COMPLY-Legal scholar sees U.S. broker reform as no-nonsense measure

Fri Feb 8, 2013 11:41am EST

Feb 8 (Reuters) - Tamar Frankel knows it will be hard to shrink a sales-driven culture amongst securities brokers - an ethos that can force investors to become financial experts to safeguard their interests.

But the Boston-based legal scholar says imposing higher ethical standards on securities brokers can still be achieved, in part, by spelling out a few critical facts to their customers. Among them, a simple disclosure that includes an explanation of how much a broker earns for selling certain securities.

Frankel is well-positioned to opine. A professor at Boston University Law School since 1968, Frankel has written extensively on fiduciary law - a requirement that certain financial advisers and other types of professionals act in their clients' best interests. While the concept sounds simple, applying it on Wall Street has led to a long tussle between the securities industry, regulators and investor advocates.

At issue is a controversy about the differences in responsibilities securities brokers, who register with the Financial Industry Regulatory Authority (FINRA), have to their clients compared to those of registered investment advisers (RIAs), another type of financial adviser overseen by the U.S. Securities and Exchange Commission.

While RIAs must act as fiduciaries, putting the best interests of clients first at all times, brokers now need only recommend securities that are "suitable" for clients, based on factors such as risk tolerance and age.

But suitable can often mean selling investors products that are more costly than similar securities, according to Frankel, and keeping them in the dark about other available options.

The securities industry says it supports a fiduciary standard but wants a version that will accommodate certain business practices. That includes selling securities branded with the brokerage name, which brokerages promote, even when cheaper alternatives are available.

Frankel recently spoke to Reuters about her concerns. Edited excerpts follow: Q: Can you really apply a fiduciary standard to Wall Street?

A: I think so. It will help to show who is a real salesman and who is a person who sells something but also has advice. Brokerage customers are not always in the position to make that distinction. For example, when I buy a dress and the saleswoman tells me that I look beautiful, I can judge for myself if that's true because I can look in a mirror and see I'm fat. But if a doctor or lawyer says the best thing for you is to have heart surgeryfor the future. There is a much weaker ability to test them. We can't physically see assets. It's not like a car that I can get in and drive - and it either drives or does not. I rely on a car salesperson less than I rely on someone who sells me promises for the future because I can test the car myself.

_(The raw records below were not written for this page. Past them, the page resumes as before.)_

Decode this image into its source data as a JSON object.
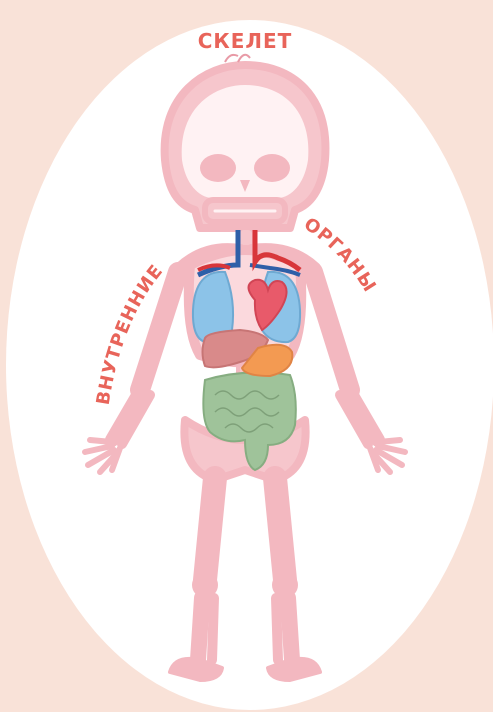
{
  "labels": {
    "skeleton": "СКЕЛЕТ",
    "internal": "ВНУТРЕННИЕ",
    "organs": "ОРГАНЫ"
  },
  "colors": {
    "background": "#f9e2d8",
    "oval": "#ffffff",
    "skeleton": "#f3b8c0",
    "skeleton_outline": "#e89aa6",
    "label": "#e8645a",
    "lungs": "#8cc3e8",
    "heart": "#e85a6a",
    "liver": "#d98a8a",
    "stomach": "#f39a52",
    "intestines": "#9fc39a",
    "artery": "#d8363a",
    "vein": "#2e5fa8"
  }
}
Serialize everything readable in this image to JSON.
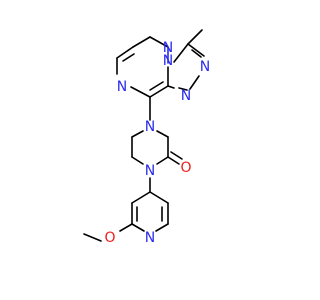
{
  "molecule": {
    "atoms": {
      "n_ring_top": "N",
      "n_pyrazine": "N",
      "n_triazole_1": "N",
      "n_triazole_2": "N",
      "n_triazole_3": "N",
      "n_piperazine_upper": "N",
      "n_piperazine_lower": "N",
      "o_carbonyl": "O",
      "n_pyridine": "N",
      "o_methoxy": "O"
    },
    "colors": {
      "bond": "#000000",
      "nitrogen": "#2b2bf0",
      "oxygen": "#ee1c1c",
      "background": "#ffffff"
    }
  }
}
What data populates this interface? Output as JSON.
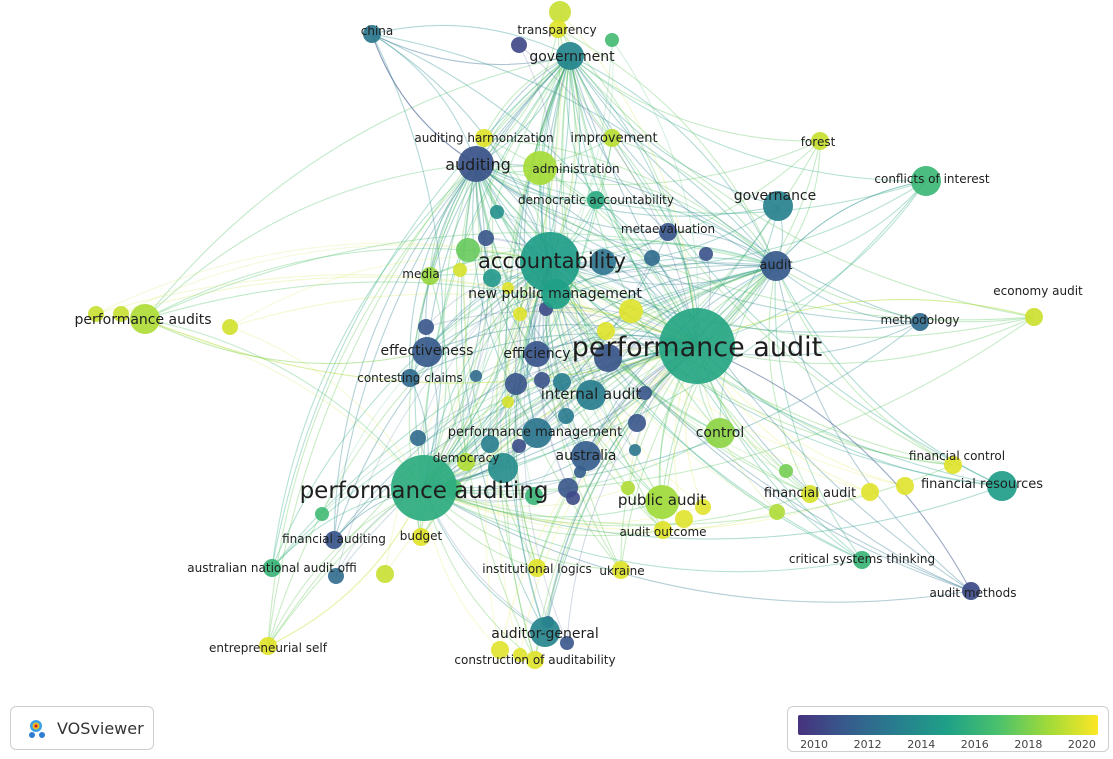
{
  "app": {
    "name": "VOSviewer"
  },
  "legend": {
    "ticks": [
      "2010",
      "2012",
      "2014",
      "2016",
      "2018",
      "2020"
    ],
    "min": 2009.4,
    "max": 2020.6
  },
  "nodes": [
    {
      "id": "performance-audit",
      "label": "performance audit",
      "size": "xl",
      "year": 2015.3
    },
    {
      "id": "performance-auditing",
      "label": "performance auditing",
      "size": "xl",
      "year": 2015.6
    },
    {
      "id": "accountability",
      "label": "accountability",
      "size": "l",
      "year": 2014.8
    },
    {
      "id": "auditing",
      "label": "auditing",
      "size": "m",
      "year": 2010.8
    },
    {
      "id": "government",
      "label": "government",
      "size": "m",
      "year": 2013.5
    },
    {
      "id": "china",
      "label": "china",
      "size": "s",
      "year": 2012.7
    },
    {
      "id": "transparency",
      "label": "transparency",
      "size": "s",
      "year": 2020.0
    },
    {
      "id": "auditing-harmonization",
      "label": "auditing harmonization",
      "size": "s",
      "year": 2020.0
    },
    {
      "id": "improvement",
      "label": "improvement",
      "size": "s",
      "year": 2019.2
    },
    {
      "id": "administration",
      "label": "administration",
      "size": "m",
      "year": 2018.8
    },
    {
      "id": "democratic-accountability",
      "label": "democratic accountability",
      "size": "s",
      "year": 2015.5
    },
    {
      "id": "forest",
      "label": "forest",
      "size": "s",
      "year": 2019.5
    },
    {
      "id": "conflicts-of-interest",
      "label": "conflicts of interest",
      "size": "m",
      "year": 2016.3
    },
    {
      "id": "governance",
      "label": "governance",
      "size": "m",
      "year": 2013.2
    },
    {
      "id": "metaevaluation",
      "label": "metaevaluation",
      "size": "s",
      "year": 2011.0
    },
    {
      "id": "audit",
      "label": "audit",
      "size": "m",
      "year": 2011.2
    },
    {
      "id": "media",
      "label": "media",
      "size": "s",
      "year": 2018.5
    },
    {
      "id": "new-public-management",
      "label": "new public management",
      "size": "m",
      "year": 2015.0
    },
    {
      "id": "economy-audit",
      "label": "economy audit",
      "size": "s",
      "year": 2019.6
    },
    {
      "id": "performance-audits",
      "label": "performance audits",
      "size": "m",
      "year": 2019.0
    },
    {
      "id": "methodology",
      "label": "methodology",
      "size": "s",
      "year": 2012.0
    },
    {
      "id": "effectiveness",
      "label": "effectiveness",
      "size": "m",
      "year": 2011.2
    },
    {
      "id": "efficiency",
      "label": "efficiency",
      "size": "m",
      "year": 2011.0
    },
    {
      "id": "contesting-claims",
      "label": "contesting claims",
      "size": "s",
      "year": 2012.0
    },
    {
      "id": "internal-audit",
      "label": "internal audit",
      "size": "m",
      "year": 2013.0
    },
    {
      "id": "performance-management",
      "label": "performance management",
      "size": "m",
      "year": 2012.6
    },
    {
      "id": "control",
      "label": "control",
      "size": "m",
      "year": 2018.3
    },
    {
      "id": "democracy",
      "label": "democracy",
      "size": "s",
      "year": 2019.0
    },
    {
      "id": "australia",
      "label": "australia",
      "size": "m",
      "year": 2011.4
    },
    {
      "id": "public-audit",
      "label": "public audit",
      "size": "m",
      "year": 2018.7
    },
    {
      "id": "financial-audit",
      "label": "financial audit",
      "size": "s",
      "year": 2019.8
    },
    {
      "id": "financial-control",
      "label": "financial control",
      "size": "s",
      "year": 2020.0
    },
    {
      "id": "financial-resources",
      "label": "financial resources",
      "size": "m",
      "year": 2014.8
    },
    {
      "id": "audit-outcome",
      "label": "audit outcome",
      "size": "s",
      "year": 2020.0
    },
    {
      "id": "financial-auditing",
      "label": "financial auditing",
      "size": "s",
      "year": 2011.0
    },
    {
      "id": "budget",
      "label": "budget",
      "size": "s",
      "year": 2020.0
    },
    {
      "id": "critical-systems-thinking",
      "label": "critical systems thinking",
      "size": "s",
      "year": 2016.2
    },
    {
      "id": "australian-national-audit-offi",
      "label": "australian national audit offi",
      "size": "s",
      "year": 2016.2
    },
    {
      "id": "institutional-logics",
      "label": "institutional logics",
      "size": "s",
      "year": 2020.0
    },
    {
      "id": "ukraine",
      "label": "ukraine",
      "size": "s",
      "year": 2020.0
    },
    {
      "id": "audit-methods",
      "label": "audit methods",
      "size": "s",
      "year": 2010.5
    },
    {
      "id": "entrepreneurial-self",
      "label": "entrepreneurial self",
      "size": "s",
      "year": 2020.0
    },
    {
      "id": "auditor-general",
      "label": "auditor-general",
      "size": "m",
      "year": 2013.4
    },
    {
      "id": "construction-of-auditability",
      "label": "construction of auditability",
      "size": "s",
      "year": 2020.0
    }
  ]
}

Q: How is a suitability standard different than a fiduciary standard?

A: Suitability is tremendously broad - and right now, the standard does not include some important elements (including) explaining how much the "suitability" of an investment costs the buyer, and whether the buyer has an opportunity to a better or the same suitable security for less. That's where the joker lies because that amount is collected by the sales person. So the recommendation may be suitable, but for a much larger amount. Q: How would you fix this? A: The first thing is to tell the buyer everything that is relevant about the salesperson and their recommendations. But giving the buyer every detail doesn't work. It's inefficient because it's complicated. You can't require everyone to become an expert in finance just as you can't expect everyone to become an expert in medicine. Q: Can the securities industry give buyers the information they need without overwhelming them?

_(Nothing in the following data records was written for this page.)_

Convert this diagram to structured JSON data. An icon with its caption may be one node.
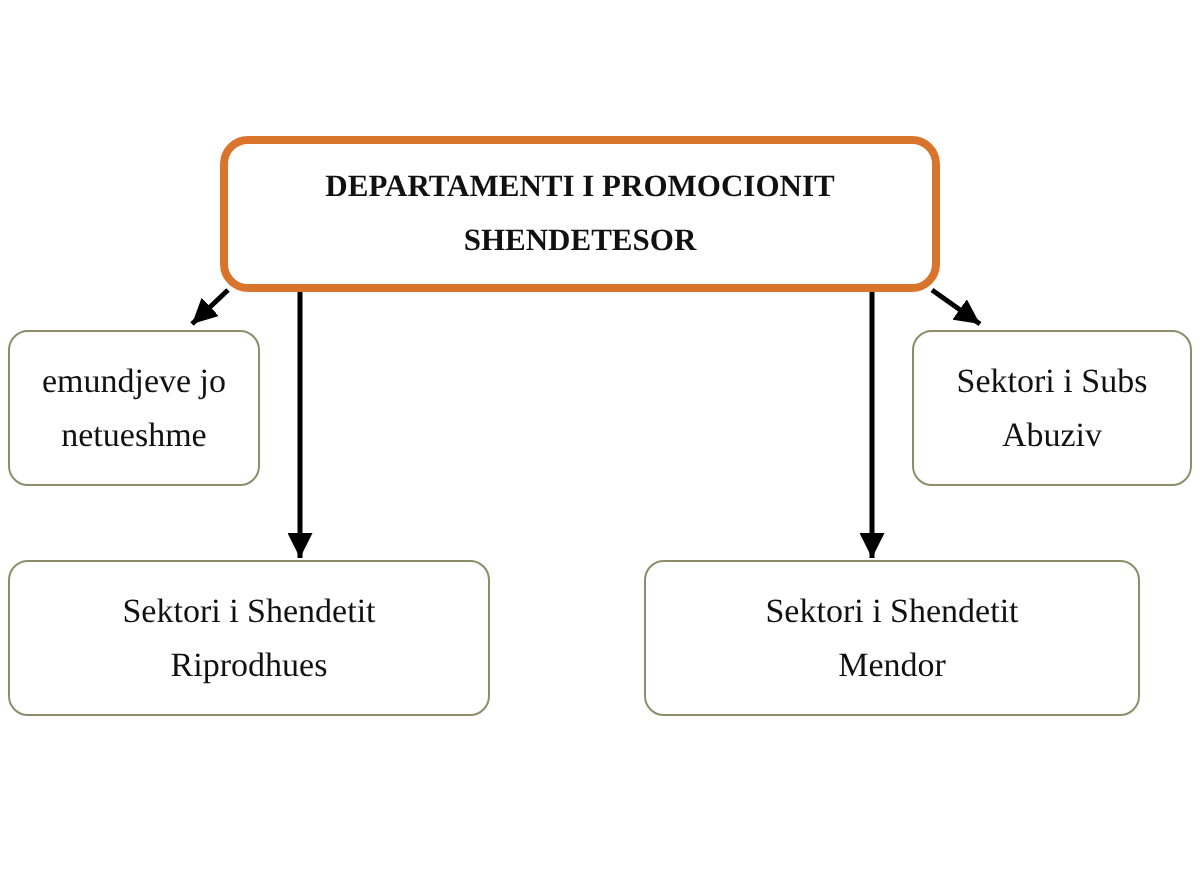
{
  "diagram": {
    "nodes": [
      {
        "text": [
          "DEPARTAMENTI I PROMOCIONIT SHENDETESOR"
        ]
      },
      {
        "text": [
          "emundjeve jo netueshme"
        ]
      },
      {
        "text": [
          "Sektori i Subs Abuziv"
        ]
      },
      {
        "text": [
          "Sektori i Shendetit Riprodhues"
        ]
      },
      {
        "text": [
          "Sektori i Shendetit Mendor"
        ]
      }
    ],
    "edges": [
      {
        "from": 0,
        "to": 1,
        "arrow": "to"
      },
      {
        "from": 0,
        "to": 2,
        "arrow": "to"
      },
      {
        "from": 0,
        "to": 3,
        "arrow": "to"
      },
      {
        "from": 0,
        "to": 4,
        "arrow": "to"
      }
    ]
  }
}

A: Yes. I would give clients a document with my name and photo. It would also include answers to about eight questions, including where I work, that I passed exams, my education, and whether I've had problems in the industry. Then comes the clincher: as a client, I would want to know whether the broker gets money for selling securities to me, how much, and who pays him. For example, an insurance company pays a lot more for someone to sell a variable annuity than the government pays to sell government securities.

Q: Is simplified disclosure, by itself, enough to protect investors and consumers in general?

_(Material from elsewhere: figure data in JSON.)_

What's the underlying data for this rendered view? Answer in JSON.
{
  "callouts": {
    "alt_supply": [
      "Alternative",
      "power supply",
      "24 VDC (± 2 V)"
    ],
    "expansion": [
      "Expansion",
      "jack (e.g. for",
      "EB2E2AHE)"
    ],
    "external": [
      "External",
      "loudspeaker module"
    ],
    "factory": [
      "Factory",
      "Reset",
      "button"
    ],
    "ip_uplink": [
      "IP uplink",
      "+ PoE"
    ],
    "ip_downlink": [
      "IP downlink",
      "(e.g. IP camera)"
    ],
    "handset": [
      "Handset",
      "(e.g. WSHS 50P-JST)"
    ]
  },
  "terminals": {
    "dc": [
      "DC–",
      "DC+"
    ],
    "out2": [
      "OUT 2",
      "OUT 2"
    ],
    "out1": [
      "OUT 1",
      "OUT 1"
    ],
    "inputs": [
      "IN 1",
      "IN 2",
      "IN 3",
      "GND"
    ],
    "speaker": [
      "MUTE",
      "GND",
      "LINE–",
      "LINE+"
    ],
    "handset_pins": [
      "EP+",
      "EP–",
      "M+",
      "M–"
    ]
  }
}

A: We have to start with culture. The more people behave in a certain way, the more others are going to behave in a certain way. Leadership can bring that about in a way that is larger than any one particular person who can affect family and friends. If we want to change, we also have to reduce the size of the financial system, which is double what it once used to be. That is unhealthy because, as a society, we should produce and not merely move promises from one person to another.